EISBN-10: 1616144963
eISBN-13: 9781616144968
ISBN-10: 1616144955
ISBN-13: 9781616144951

Maybe you recognize an individual who swears through the reliability of psychics or who's in average touch with angels. or even you're looking for a pleasant means of dissuading anyone from losing funds on a homeopathy remedy. otherwise you met anyone at a celebration who insisted the Holocaust by no means occurred or that nobody ever walked at the moon. How do you discover a delicately persuasive means of guidance humans clear of unfounded ideals, bogus therapies, conspiracy theories, and the like? 

This down-to-earth, wonderful exploration of normally held impressive claims might help you place the list instantly. the writer, a veteran journalist, has not just surveyed an unlimited physique of literature, yet has additionally interviewed major scientists, explored "the so much haunted residence in America," hung out within the inviting waters of the Bermuda Triangle, or even talked to a "contrite Roswell alien." he's not out just to debunk unfounded ideals. anyplace attainable, he provides substitute medical motives, which quite often are much more attention-grabbing than the wildest hypothesis.

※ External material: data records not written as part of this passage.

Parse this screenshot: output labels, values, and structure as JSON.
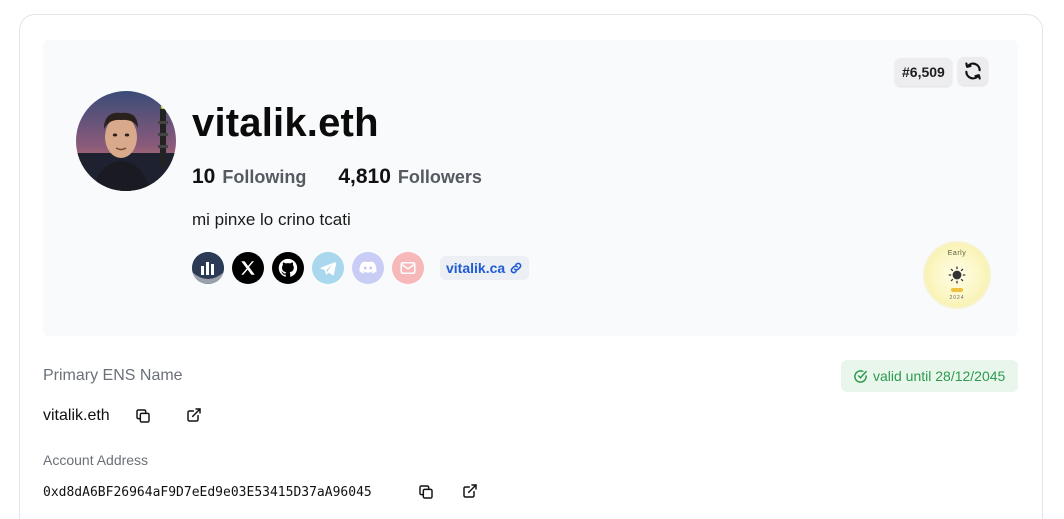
{
  "profile": {
    "name": "vitalik.eth",
    "rank": "#6,509",
    "following_count": "10",
    "following_label": "Following",
    "followers_count": "4,810",
    "followers_label": "Followers",
    "bio": "mi pinxe lo crino tcati",
    "website": "vitalik.ca",
    "socials": [
      "stats-icon",
      "x-icon",
      "github-icon",
      "telegram-icon",
      "discord-icon",
      "email-icon"
    ]
  },
  "badge": {
    "label": "Early",
    "year": "2024"
  },
  "ens": {
    "label": "Primary ENS Name",
    "value": "vitalik.eth",
    "valid_text": "valid until 28/12/2045"
  },
  "account": {
    "label": "Account Address",
    "address": "0xd8dA6BF26964aF9D7eEd9e03E53415D37aA96045"
  },
  "colors": {
    "valid_green": "#2e9a4f",
    "link_blue": "#1f5bd6"
  }
}
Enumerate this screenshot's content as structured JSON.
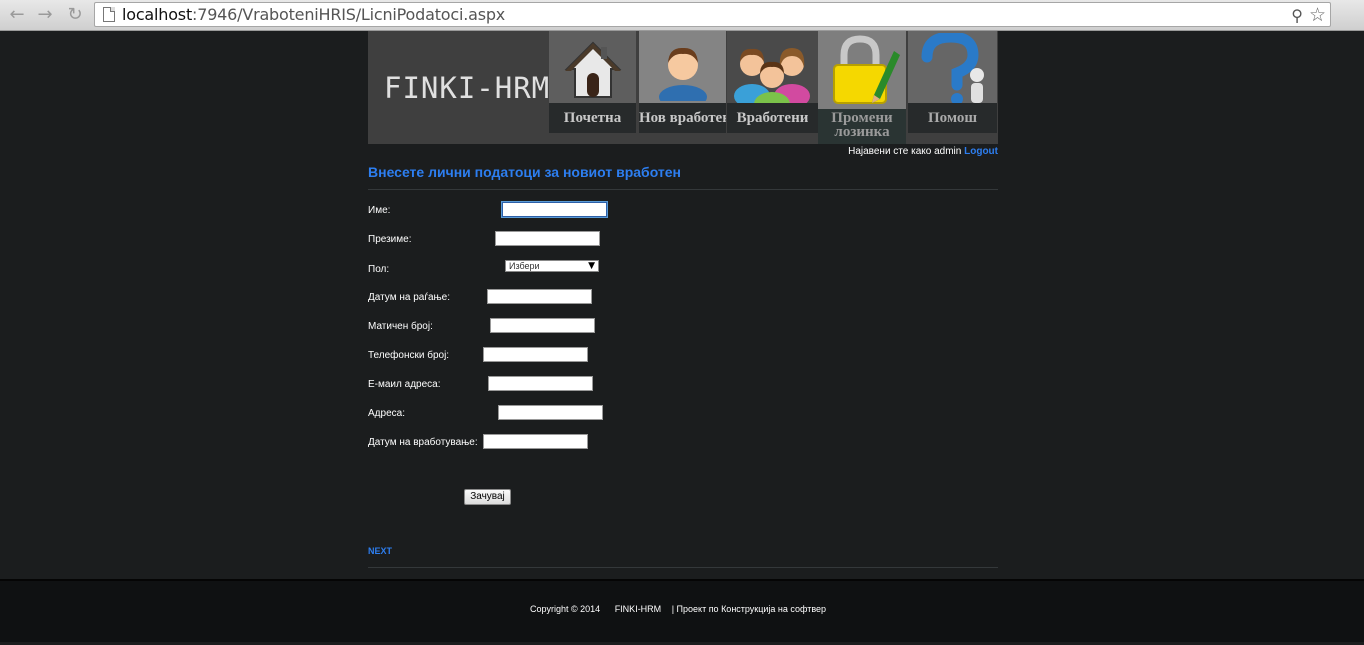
{
  "browser": {
    "url_host": "localhost",
    "url_rest": ":7946/VraboteniHRIS/LicniPodatoci.aspx"
  },
  "header": {
    "logo": "FINKI-HRM",
    "menu": [
      {
        "label": "Почетна",
        "icon": "house-icon"
      },
      {
        "label": "Нов вработен",
        "icon": "person-icon"
      },
      {
        "label": "Вработени",
        "icon": "people-icon"
      },
      {
        "label": "Промени лозинка",
        "icon": "lock-pencil-icon"
      },
      {
        "label": "Помош",
        "icon": "question-icon"
      }
    ]
  },
  "login": {
    "text": "Најавени сте како admin",
    "logout": "Logout"
  },
  "page_title": "Внесете лични податоци за новиот вработен",
  "form": {
    "first_name_label": "Име:",
    "last_name_label": "Презиме:",
    "gender_label": "Пол:",
    "gender_selected": "Избери",
    "birth_date_label": "Датум на раѓање:",
    "id_number_label": "Матичен број:",
    "phone_label": "Телефонски број:",
    "email_label": "Е-маил адреса:",
    "address_label": "Адреса:",
    "hire_date_label": "Датум на вработување:",
    "save_label": "Зачувај"
  },
  "next_label": "NEXT",
  "footer": {
    "copyright": "Copyright © 2014",
    "brand": "FINKI-HRM",
    "project": "| Проект по Конструкција на софтвер"
  },
  "colors": {
    "accent": "#2d7ef0",
    "background": "#1b1d1e"
  }
}
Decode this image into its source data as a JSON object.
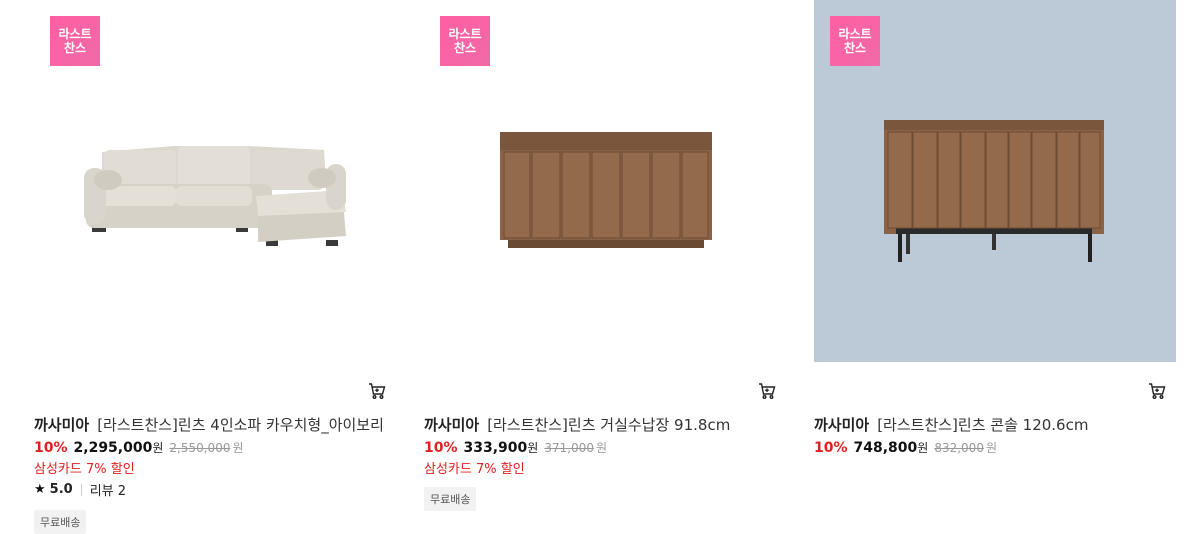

For instance, tales approximately UFOs and alien abductions lack reliable facts, yet technological know-how offers us lots of purposes to maintain exploring outer area for facts that existence exists in different places within the immense universe. The facts for Bigfoot or the Loch Ness Monster might be nonexistent, yet scientists are usually getting to know new species, a few of that are actually stranger than fiction.

Stressing the thrill of clinical discovery and the valid mysteries and sweetness inherent actually, this ebook invitations readers to proportion the thrill of rational considering and the skeptical method of comparing our remarkable world.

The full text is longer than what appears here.